2. Depreende-se da leitura da parte do requerimento de interposição de recurso intitulada de 'desenvolvimento do recurso' que o recorrente considera que 'o conteúdo exarado na reclamação objecto do recurso para este Tribunal Constitucional violou claramente o disposto no artº 405º nº 1 do CPP e assim o disposto no arº 32º nº 1 e 5 da Constituição da República Portuguesa', pois entende que 'a reclamação ao não se pronunciar sobre a pretensão do recorrente – ou seja, que fosse atribuído efeito suspensivo, ao recurso interposto do despacho do Juiz de 1ª Instância, – abstraiu-se da faculdade/dever que lhe era imposto pelo disposto no arº 405º nº 1 do CPP. E esse, direito só podia ser exercido mediante o recurso/reclamação para (outro) Tribunal. Foi assim coartado ao arguido o exercício do direito de recurso, furtando-se a garantia jurídica prevista no artº 20 nº 1 da Constituição da República Portuguesa, não sendo asseguradas todas as garantias de defesa do arguido'. Daqui e de considerações relativas às garantias que, por imposição constitucional, têm de ser reconhecidas ao arguido, extrai o recorrente que
'deveria ser substituído o despacho de fls... por outro que admita que o recurso suba imediatamente e com efeito suspensivo dado que a sua [retenção o tornaria] manifestamente inútil (artigoº 407º nº 2 do CPP, artigoº 734º nº 2 do CPC'.
3. Esta transcrição tem por fim justificar por que não pode o Tribunal Constitucional tomar conhecimento do presente recurso. Com efeito, o recurso de fiscalização concreta da constitucionalidade destina-se a que este Tribunal aprecie a conformidade constitucional de normas, ou de interpretações normativas, que foram efectivamente aplicadas na decisão recorrida, não obstante ter sido suscitada a sua inconstitucionalidade 'durante o processo' (al. b) do nº 1 do artigo 70º da Lei nº 28/82), e não das próprias decisões que as apliquem.
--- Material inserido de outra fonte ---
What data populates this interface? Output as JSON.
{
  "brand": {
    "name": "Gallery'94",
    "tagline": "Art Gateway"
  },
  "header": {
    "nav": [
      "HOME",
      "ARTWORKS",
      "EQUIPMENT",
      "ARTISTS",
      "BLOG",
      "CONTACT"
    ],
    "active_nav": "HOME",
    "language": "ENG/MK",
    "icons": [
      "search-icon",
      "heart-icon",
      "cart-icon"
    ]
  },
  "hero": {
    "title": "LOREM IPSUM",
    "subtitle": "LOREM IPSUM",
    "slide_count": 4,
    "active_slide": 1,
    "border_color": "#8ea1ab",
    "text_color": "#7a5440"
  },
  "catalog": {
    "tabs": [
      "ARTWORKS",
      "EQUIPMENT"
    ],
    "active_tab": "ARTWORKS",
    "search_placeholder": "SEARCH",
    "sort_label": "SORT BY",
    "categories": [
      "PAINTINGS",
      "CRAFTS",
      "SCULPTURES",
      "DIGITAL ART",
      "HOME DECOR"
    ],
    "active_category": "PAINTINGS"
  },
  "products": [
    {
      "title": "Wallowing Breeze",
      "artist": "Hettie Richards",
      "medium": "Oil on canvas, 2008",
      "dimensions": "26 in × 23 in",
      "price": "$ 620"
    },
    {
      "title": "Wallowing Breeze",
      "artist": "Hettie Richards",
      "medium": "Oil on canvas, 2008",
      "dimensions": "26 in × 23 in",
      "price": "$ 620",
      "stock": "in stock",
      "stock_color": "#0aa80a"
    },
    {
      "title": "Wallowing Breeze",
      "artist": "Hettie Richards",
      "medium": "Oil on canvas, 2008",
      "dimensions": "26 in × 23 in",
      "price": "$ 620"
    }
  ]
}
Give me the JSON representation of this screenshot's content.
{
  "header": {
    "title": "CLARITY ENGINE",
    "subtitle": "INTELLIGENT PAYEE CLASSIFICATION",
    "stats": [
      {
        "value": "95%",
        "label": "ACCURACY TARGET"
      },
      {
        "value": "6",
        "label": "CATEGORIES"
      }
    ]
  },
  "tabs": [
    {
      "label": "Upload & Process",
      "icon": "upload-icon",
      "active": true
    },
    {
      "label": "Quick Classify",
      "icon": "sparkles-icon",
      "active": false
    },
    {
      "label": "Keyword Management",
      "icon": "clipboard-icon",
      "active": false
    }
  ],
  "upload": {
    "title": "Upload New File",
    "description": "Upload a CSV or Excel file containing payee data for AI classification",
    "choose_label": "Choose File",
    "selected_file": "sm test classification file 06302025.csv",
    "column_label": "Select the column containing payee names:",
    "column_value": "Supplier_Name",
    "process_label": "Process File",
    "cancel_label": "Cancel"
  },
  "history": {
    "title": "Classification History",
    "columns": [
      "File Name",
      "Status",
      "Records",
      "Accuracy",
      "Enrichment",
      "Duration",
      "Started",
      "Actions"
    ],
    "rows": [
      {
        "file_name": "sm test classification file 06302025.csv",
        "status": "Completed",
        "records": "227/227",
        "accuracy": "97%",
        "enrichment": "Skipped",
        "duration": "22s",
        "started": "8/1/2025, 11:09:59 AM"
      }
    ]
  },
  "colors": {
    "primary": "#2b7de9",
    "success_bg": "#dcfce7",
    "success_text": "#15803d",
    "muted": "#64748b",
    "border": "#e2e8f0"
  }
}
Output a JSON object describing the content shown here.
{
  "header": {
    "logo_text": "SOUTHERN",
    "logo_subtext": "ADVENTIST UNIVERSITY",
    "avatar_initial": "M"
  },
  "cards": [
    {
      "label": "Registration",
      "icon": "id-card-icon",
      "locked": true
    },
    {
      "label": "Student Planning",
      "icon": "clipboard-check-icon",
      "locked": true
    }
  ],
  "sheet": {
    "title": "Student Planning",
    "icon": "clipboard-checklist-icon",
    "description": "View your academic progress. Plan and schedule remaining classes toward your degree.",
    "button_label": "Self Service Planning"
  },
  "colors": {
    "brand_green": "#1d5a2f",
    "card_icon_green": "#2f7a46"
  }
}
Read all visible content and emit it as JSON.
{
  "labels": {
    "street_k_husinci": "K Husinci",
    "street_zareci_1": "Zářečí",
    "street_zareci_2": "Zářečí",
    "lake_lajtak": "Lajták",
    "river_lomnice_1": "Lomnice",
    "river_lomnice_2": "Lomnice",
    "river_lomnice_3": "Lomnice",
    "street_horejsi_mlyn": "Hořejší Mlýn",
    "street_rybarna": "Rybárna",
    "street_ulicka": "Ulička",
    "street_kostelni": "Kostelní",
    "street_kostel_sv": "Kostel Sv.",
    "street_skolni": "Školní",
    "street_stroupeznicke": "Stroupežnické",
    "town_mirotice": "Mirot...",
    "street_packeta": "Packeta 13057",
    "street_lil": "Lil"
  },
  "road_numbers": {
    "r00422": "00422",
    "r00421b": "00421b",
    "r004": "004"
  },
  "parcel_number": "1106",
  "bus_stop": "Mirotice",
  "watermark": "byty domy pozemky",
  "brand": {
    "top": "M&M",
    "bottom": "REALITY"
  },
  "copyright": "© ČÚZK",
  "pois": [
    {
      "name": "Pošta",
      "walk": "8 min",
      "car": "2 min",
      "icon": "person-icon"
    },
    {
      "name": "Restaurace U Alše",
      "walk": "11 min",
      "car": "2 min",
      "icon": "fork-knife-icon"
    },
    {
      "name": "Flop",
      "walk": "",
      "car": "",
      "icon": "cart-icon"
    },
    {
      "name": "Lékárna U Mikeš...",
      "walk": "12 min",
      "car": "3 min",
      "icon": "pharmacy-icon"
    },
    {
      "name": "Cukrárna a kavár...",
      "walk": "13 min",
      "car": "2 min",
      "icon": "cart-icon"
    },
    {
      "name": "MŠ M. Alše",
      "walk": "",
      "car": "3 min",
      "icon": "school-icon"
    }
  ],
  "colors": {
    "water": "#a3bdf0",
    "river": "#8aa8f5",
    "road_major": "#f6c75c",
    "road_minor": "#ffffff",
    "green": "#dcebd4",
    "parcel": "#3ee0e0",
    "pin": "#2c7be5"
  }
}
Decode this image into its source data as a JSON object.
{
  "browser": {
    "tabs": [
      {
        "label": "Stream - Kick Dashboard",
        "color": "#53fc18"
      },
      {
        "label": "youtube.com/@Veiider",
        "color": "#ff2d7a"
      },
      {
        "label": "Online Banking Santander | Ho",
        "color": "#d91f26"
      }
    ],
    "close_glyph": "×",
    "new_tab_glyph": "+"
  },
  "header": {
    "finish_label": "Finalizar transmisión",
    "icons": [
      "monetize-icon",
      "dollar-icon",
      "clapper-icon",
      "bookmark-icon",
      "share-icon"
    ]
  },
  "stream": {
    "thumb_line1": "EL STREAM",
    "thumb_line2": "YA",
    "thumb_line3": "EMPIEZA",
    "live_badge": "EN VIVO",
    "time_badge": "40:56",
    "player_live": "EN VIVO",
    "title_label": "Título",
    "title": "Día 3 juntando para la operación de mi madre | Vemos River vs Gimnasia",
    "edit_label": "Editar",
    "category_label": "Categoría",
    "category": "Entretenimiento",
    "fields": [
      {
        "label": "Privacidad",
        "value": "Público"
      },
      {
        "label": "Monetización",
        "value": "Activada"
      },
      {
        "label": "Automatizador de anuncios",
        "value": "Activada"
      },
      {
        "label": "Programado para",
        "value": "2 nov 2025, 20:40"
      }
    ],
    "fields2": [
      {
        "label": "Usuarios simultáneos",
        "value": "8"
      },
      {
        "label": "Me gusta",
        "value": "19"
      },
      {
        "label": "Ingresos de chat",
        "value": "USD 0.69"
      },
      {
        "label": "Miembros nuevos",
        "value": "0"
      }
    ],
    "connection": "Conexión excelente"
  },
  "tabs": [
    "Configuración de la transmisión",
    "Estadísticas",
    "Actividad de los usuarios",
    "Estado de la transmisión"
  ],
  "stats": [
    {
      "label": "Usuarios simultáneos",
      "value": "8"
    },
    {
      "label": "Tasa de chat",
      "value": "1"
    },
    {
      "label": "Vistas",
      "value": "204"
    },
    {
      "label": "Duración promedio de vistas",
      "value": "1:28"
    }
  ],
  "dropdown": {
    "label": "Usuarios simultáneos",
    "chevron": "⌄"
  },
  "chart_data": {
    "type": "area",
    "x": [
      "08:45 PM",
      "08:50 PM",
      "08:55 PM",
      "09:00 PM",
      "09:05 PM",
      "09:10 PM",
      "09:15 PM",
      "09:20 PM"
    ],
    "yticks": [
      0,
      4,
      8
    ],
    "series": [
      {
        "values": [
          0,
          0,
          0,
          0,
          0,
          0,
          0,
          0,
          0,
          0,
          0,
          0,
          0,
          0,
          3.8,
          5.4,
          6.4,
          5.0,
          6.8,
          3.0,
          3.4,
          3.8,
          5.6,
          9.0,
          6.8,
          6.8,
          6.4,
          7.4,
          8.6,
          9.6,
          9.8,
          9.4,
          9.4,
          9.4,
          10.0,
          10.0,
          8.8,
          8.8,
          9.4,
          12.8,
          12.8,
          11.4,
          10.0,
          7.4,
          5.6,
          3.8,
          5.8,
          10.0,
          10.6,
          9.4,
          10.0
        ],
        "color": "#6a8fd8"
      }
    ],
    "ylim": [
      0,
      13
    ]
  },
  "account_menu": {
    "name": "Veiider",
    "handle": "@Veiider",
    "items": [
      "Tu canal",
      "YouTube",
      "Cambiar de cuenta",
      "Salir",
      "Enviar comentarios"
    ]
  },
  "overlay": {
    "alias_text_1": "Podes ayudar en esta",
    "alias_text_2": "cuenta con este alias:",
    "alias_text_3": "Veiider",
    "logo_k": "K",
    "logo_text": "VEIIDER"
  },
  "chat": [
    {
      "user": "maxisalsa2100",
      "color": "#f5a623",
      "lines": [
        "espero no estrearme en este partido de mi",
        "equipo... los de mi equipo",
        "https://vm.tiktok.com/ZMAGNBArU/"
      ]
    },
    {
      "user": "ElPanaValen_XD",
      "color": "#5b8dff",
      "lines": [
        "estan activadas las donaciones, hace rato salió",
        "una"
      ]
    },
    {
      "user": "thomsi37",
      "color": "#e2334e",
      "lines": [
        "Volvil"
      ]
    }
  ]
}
Assim resulta da Constituição e da lei, e assim tem sido repetidamente afirmado pelo Tribunal (cfr. a título de exemplo, os acórdãos nºs 612/94, 634/94 e 20/96, publicados no Diário da República, II Série, respectivamente, de 11 de Janeiro de 1995, 31 de Janeiro de 1995 e 16 de Maio de
1996). Ora o recorrente não aponta nenhuma inconstitucionalidade a nenhuma norma que a decisão recorrida tenha aplicado; antes acusa a própria decisão de infringir as regras constitucionais que indica, por não ter conhecido do objecto da reclamação. Estão, pois, reunidas as condições para que se proceda à emissão da decisão sumária prevista no nº 1 do artigo 78º-A da Lei nº 28/82, de 15 de Novembro. Assim, nos termos previstos no nº 1 do artigo 78º-A da Lei nº 28/82, decide-se não conhecer do objecto do recurso. Custas pelo recorrente, fixando-se a taxa de justiça em 6 ucs.'
2. Inconformado, veio reclamar para a conferência, nos termos do disposto no nº
3 do artigo 78º-A da Lei nº 28/82, sustentando, em síntese, não ser exacto que não tenha suscitado devidamente a inconstitucionalidade de nenhuma norma ('(...) o recorrente na reclamação apresentada e dirigida ao Presidente da Relação do Porto, já tinha suscitado, a inconstitucionalidade do artº 407º nº 2 do C.P.P. e não 'deixou cair' a invocada inconstitucionalidade do artº 407º do C.P.P. quando recorreu para o Tribunal Constitucional') e padecer de nulidade a decisão reclamada, formulando as seguintes conclusões:
1. A atribuição de um sentido funcional à expressão ‘durante o processo’ em que assenta a citada jurisprudência do Tribunal, conduz logicamente à exigência de que a questão de inconstitucionalidade tenha sido suscitada de forma adequada perante qualquer das instâncias intervenientes ao processo, de modo a poder ser tida em conta na decisão correspondente.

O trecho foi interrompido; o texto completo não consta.